Sarah Slade considers if Stormy Weather has weathered the storm.
There is a school of thought that maintains that musicals of the Hollywood Golden Age were at the forefront of social commentary. Look at Carousel, with its depiction of domestic violence, single parenthood and walking on through the wind and the rain. Or Oklahoma in the light of Judd’s mental illness. Let’s skip over the message behind Seven Brides for Seven Brothers and look at Showboat, which has actual people of colour singing songs about rivers and takes a sideways look the trials of being mixed-race in the Deep South.
Okay, let’s not. Instead, let’s look at a sincere attempt to make a musical that featured African American actors, singers, dancers and musicians performing all the roles; not just the loyal slave, the slack-jawed yokel or the eye-rolling, pimp-shuffling, ne’er do well, but the romantic lead, the bad guy, the hapless best mate and the eye candy. It has singing, dancing, more dancing and an actual plot that doesn’t involve black people picking up after white people or playing songs for them.
Given that the United States appears to be going back in time, it seems appropriate to look again at Stormy Weather, a 20th Century Fox musical that came out in 1943, starring a dazzling array of African American stars who had hitherto been confined to playing jolly butlers (Bill Robinson was better known to white cinema audiences for his dance-offs with a very young Shirley Temple) and sidekicks (Dooley Wilson, better known as “Sam” in Casablanca). Lena Horne was better known as a cabaret singer who was the first African American to sign a long-term contract with MGM. Even then she couldn’t get cast in a lead role in a major production and any film she did feature in had to be re-edited to suit cinemas that didn’t play films with black actors in them.
Stormy Weather is based loosely on the career of Bill Robinson, one of the highest-paid African American entertainers of the 1930s. We first meet “Bill Williamson” (Robinson) and his eternally broke, feckless pal Gabe (Dooley Wilson) as they are demobbed from the army in 1918. They’re on a mission to get drunk, get laid and to deliver their late friend Clem’s medal to his surviving relative, Selina (Lena Horne). Selina is working as a singer and dancer in Harlem. She and Bill hit it off immediately and dance the cakewalk in a massive minstrels-style number that is as excruciating as it sounds.
I particularly like the “it’s a gig…” faces of the young pianists
Bill’s career is plot glue for a number of disparate performances by the leading stars of the time. He works his passage down South on a paddle steamer, collapsing exhausted onto a spare cotton bale to rest, only to get drawn into a late-night dance-off with The Tramp Band, a travelling minstrel group.
We next see Bill working as a waiter in a shabby blues joint, where Fats Waller duets with the owner, Ada Brown. They’re all signed up for a “negro revue” tour – an all-black theatrical extravaganza managed by Selina’s mentor (Emmett ‘Babe’ Wallace), who happens to be passing one night.
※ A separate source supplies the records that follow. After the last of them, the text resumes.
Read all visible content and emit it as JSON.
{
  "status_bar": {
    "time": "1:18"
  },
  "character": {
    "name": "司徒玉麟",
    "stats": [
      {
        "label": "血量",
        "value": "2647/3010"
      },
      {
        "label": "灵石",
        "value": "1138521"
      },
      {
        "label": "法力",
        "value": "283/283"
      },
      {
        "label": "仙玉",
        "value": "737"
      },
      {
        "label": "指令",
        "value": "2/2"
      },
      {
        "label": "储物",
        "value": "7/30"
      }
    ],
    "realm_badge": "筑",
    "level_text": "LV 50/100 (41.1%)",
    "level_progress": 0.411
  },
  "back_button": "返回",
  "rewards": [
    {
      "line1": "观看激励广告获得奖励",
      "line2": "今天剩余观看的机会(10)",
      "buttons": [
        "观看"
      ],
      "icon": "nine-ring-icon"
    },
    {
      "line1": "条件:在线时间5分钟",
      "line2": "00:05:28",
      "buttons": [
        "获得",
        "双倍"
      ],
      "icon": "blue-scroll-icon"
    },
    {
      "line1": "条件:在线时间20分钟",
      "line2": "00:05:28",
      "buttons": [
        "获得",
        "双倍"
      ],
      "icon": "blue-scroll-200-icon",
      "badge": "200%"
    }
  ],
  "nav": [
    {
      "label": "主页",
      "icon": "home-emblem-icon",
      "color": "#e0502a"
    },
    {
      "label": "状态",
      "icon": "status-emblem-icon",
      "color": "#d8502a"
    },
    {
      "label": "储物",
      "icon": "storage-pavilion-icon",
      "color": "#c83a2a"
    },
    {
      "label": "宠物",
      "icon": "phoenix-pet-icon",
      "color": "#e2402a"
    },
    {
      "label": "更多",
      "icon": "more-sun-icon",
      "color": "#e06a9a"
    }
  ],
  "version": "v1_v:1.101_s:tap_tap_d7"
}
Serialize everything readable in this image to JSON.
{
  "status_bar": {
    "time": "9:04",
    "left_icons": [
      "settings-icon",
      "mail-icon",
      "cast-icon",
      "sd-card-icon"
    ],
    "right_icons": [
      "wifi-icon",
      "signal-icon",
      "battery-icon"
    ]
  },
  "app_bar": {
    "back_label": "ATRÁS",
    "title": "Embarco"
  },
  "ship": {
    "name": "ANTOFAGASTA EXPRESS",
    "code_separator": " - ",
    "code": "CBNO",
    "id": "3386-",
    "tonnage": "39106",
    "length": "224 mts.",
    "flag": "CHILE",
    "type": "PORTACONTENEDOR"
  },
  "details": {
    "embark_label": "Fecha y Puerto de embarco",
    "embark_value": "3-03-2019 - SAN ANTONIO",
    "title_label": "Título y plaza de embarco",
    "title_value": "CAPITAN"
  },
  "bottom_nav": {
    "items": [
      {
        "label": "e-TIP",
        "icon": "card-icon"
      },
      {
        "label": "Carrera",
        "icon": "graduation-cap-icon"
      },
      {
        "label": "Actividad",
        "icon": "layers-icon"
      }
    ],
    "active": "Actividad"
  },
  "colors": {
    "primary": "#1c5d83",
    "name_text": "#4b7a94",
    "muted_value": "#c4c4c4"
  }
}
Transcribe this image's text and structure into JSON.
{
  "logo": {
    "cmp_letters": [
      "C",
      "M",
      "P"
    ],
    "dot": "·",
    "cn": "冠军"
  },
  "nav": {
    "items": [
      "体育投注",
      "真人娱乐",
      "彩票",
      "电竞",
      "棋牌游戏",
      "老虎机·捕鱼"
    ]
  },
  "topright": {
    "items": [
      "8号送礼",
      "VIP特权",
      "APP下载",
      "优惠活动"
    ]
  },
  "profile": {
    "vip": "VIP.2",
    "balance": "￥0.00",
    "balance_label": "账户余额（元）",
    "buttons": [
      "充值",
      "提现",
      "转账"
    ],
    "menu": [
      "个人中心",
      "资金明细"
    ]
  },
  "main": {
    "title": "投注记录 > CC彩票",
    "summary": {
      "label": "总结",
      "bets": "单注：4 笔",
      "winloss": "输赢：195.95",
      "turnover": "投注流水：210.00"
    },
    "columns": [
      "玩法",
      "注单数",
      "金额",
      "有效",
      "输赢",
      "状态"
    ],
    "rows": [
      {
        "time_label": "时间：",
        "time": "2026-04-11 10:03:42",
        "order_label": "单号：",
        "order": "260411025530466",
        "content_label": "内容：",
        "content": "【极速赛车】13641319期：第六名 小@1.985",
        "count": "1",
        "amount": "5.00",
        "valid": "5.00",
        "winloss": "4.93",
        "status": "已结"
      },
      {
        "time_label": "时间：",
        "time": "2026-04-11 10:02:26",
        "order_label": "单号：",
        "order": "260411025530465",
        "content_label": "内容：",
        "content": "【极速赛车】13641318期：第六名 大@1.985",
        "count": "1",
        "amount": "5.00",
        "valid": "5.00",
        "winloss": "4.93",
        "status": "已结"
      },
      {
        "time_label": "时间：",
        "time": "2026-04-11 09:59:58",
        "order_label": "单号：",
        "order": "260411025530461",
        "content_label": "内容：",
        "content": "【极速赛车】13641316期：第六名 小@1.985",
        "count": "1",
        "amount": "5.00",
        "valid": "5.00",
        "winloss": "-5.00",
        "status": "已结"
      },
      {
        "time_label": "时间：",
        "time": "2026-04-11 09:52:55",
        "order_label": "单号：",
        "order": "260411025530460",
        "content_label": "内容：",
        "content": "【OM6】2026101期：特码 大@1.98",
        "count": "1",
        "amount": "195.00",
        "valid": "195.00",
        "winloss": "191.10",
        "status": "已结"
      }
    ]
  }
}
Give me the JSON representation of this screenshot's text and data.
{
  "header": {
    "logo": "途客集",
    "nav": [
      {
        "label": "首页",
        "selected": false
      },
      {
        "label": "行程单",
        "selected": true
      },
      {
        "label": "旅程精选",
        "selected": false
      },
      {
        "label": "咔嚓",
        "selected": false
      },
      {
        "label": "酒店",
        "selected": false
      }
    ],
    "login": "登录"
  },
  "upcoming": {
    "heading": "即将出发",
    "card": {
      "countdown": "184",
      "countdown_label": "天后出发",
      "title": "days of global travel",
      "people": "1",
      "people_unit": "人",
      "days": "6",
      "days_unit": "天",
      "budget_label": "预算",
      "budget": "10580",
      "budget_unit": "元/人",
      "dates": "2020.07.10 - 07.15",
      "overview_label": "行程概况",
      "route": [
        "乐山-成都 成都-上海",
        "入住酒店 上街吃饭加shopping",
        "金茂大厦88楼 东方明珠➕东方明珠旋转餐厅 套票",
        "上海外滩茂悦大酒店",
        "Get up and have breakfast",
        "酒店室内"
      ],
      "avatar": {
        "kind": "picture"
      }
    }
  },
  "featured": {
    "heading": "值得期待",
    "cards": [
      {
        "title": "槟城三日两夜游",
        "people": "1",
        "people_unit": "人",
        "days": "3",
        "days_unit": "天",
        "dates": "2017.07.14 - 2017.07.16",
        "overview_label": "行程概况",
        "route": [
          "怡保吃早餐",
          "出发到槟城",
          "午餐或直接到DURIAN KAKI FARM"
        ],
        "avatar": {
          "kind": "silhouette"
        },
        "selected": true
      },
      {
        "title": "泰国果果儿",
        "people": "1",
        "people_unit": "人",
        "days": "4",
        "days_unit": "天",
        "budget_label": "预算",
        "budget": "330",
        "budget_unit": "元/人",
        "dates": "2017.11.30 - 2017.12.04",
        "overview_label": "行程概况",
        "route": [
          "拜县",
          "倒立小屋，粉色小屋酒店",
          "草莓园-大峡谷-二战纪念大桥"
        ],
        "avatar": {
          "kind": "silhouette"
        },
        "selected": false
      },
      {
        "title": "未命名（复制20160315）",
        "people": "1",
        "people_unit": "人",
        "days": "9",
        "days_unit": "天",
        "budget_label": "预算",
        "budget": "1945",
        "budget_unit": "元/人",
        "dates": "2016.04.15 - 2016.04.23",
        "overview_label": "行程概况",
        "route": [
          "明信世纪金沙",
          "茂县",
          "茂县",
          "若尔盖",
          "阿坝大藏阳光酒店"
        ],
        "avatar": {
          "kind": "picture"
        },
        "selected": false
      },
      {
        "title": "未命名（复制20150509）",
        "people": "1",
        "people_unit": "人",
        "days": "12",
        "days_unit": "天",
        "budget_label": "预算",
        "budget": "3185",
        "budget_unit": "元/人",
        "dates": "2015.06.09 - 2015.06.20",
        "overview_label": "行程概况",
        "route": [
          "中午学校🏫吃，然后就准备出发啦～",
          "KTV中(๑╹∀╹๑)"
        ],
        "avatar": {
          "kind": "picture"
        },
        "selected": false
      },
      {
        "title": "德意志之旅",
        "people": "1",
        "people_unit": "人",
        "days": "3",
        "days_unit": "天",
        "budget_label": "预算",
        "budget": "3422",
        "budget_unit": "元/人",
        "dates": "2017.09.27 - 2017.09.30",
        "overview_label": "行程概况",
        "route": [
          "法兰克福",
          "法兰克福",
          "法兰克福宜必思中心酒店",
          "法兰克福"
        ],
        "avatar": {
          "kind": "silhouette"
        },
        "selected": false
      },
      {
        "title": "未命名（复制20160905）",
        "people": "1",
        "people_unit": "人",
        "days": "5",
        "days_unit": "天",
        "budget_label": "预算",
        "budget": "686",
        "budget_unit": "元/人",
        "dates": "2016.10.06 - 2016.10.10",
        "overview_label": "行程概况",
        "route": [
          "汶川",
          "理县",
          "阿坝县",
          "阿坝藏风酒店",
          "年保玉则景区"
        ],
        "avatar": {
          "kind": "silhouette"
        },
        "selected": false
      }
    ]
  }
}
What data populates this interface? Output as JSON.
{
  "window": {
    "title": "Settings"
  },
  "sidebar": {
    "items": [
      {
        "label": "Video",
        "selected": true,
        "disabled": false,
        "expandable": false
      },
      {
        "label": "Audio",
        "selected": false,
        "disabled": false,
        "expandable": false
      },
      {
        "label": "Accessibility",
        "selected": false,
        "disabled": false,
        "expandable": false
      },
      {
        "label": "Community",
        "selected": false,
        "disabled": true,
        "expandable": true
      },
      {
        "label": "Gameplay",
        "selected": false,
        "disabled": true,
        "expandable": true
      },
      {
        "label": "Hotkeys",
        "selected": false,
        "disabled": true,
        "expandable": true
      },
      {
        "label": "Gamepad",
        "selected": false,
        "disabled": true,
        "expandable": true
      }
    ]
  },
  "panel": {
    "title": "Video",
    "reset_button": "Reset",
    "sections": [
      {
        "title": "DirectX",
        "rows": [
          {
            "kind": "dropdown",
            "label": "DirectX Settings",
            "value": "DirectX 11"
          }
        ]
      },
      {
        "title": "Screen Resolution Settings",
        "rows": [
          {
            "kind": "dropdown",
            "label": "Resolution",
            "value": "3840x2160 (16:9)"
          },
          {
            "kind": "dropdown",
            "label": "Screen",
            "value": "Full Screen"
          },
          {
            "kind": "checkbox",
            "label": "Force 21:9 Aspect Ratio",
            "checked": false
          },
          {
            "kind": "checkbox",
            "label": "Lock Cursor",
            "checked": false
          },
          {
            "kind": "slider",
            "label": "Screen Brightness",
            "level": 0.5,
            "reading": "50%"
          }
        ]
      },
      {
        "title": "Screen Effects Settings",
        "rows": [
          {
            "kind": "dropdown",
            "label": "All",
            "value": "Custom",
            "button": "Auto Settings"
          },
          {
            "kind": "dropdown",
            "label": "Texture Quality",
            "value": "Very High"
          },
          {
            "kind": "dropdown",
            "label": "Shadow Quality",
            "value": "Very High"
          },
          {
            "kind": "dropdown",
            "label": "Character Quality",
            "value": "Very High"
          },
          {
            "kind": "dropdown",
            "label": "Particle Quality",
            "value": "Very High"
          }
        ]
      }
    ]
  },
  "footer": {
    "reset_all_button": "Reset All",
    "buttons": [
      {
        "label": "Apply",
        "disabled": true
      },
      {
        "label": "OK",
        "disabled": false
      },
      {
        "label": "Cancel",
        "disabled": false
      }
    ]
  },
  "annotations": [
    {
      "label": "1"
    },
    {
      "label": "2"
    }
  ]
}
Bill gets a job as a drummer, dressed in skins and thumping miserably in the background until he decides to upstage his boss during a number featuring some very big drums indeed.
Bill gets his own shows on the road, gets the modern dance maven Katherine Dunham to provide him with a chorus line, and gets to go to Hollywood. Selina refuses to give up her career to join him. A few years down the line, he gets invited to entertain the troops once again and bumps into Selina, in town to sing the title song.
The show ends with jumping number from Cab Calloway and this happens:
Fred Astaire called that the greatest dance number ever filmed. But what happened to the band?
Selina tells Bill she’s changed her mind and wants to settle down.
And that’s the story, such as it is. The acting is fairly rudimentary, the script short on actual character development or depth and used more as a method of linking over 20 musical/dance numbers in just over 75 minutes. The actual performances, though unpolished by Hollywood standards, have a verve and spark to them that most producers could only dream of.
Yet watching the film in the 21st century is still uncomfortable once you realise that, just as mainstream movies of the day existed in a technicolor universe peopled almost entirely by Europeans, Stormy Weather had a many-hued cast, all of whom would have been categorised as African Americans by the racial standards of the day.
However, with an all-black cast you don’t need to address the thorny problem of racism, of having white actors upstaged or outnumbered by black actors, or having white musicians being compared uncomfortably with black musicians. Without having to address racism, Stormy Weather could pretend that it didn’t exist, that African Americans were mostly noble souls, content to live the shabby and the second rate (Bill’s Hollywood mansion is a rather modest detached bungalow in a racially segregated part of town), and wild for music and dancing. While the film did much to showcase the breadth of African American talent, it still had to follow the rules that kept black Americans in their place: roll the eyes, play that thing, and dance, dance dance.